Fièrement campé jusqu’à la fin dans une attitude de résistance héroïque, – celle de la garde qui meurt et ne se rend pas – ce géant, de par son impérieux besoin de justice et de vérité, a reçu et donné bien des coups ; mais si, dans sa droiture inviolée, il a été incompris de ceux que Maurice Barrès appelle les Barbares, c’est-à-dire la foule, au moins, il n’a jamais démissionné de ses plus hautes raisons de vivre. Quoi qu’il ait pu souffrir des illusions perdues, des méchancetés subies et de la disproportion, chez lui excessive, entre l’âme et la vie, son énergie morale ne l’a jamais abandonné. Stoïque devant la vieillesse « qui n’a pas, elle, la poésie des baïonnettes pour vous frapper », ce n’est qu’à son lit de mort et à plus de quatre-vingts ans qu’il dut s’avouer moins fort que la vie.
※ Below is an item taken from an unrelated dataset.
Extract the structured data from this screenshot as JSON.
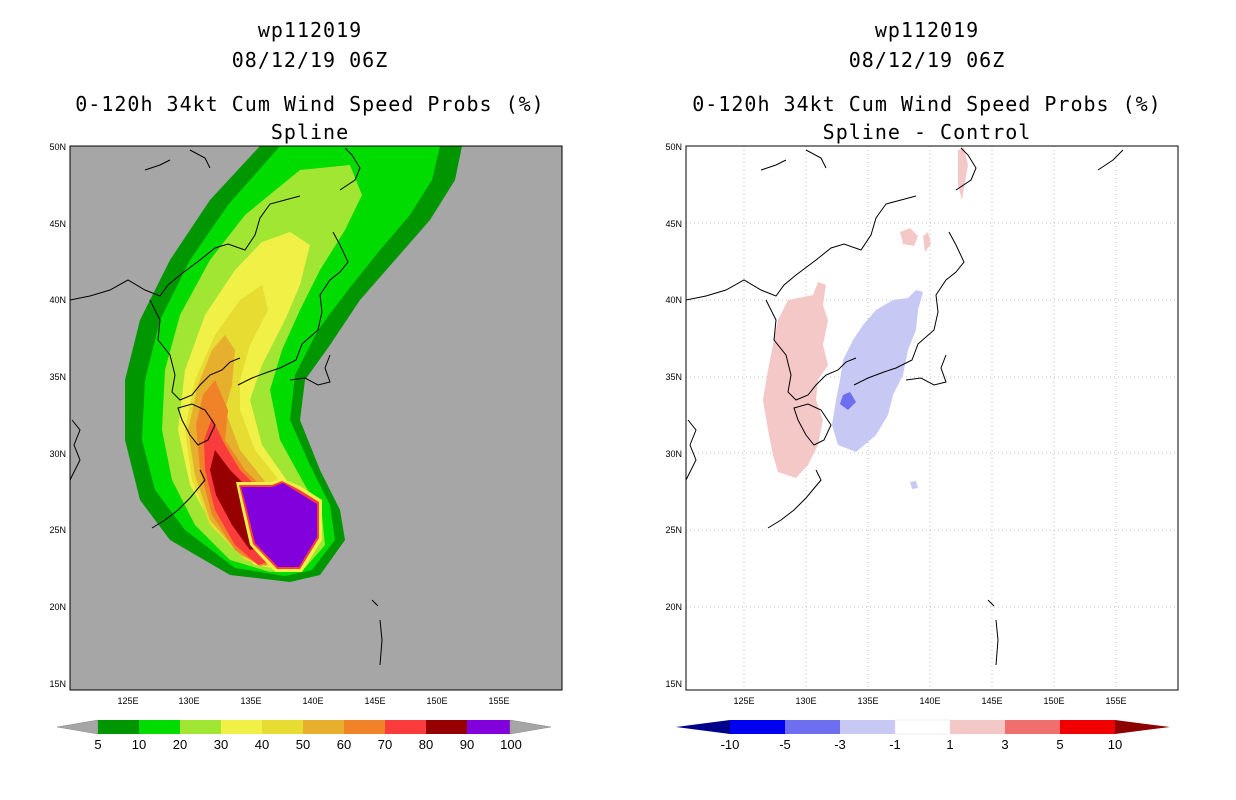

Jusque-là il ne s’était jamais rendu.... toujours comme à Waterloo : « Je ne dis pas que cela n’est pas insensé, déclarait-il, puisque cela est inutile, mais c’est beau comme tant de choses insensées ! »

Comme il l’avait dit ailleurs, dans une étude sur le Moyen-Âge : « Il n’y a que devant Dieu que puisse capituler un homme qui a prononcé ce grand mot, qui a fait lever du fond des abîmes de son âme cette immense raison : Mon Honneur ! »

 

 

 

Claude d’HABLOVILLE.

 

Paru dans la Revue de Hongrie en 1909.

 

 



1  En certaines pages, car, en d’autres, il rend pleine justice à ce talent « fier et hautain ».

2  La Bague d’Annibal avait été écrite avant L’Amour impossible et procédait des mêmes causes.

3  Écrit cinquante ans auparavant.

4  Cette assertion serait, paraît-il, erronée. Leur intimité d’âme qui fut grande n’alla pas jusque-là.

5  Le premier Memorandum va de 1836 à 1838 ; le second de 1838 à 1839. Le 3e est de 1856, le 4e de 1858 et le 5e de 1864.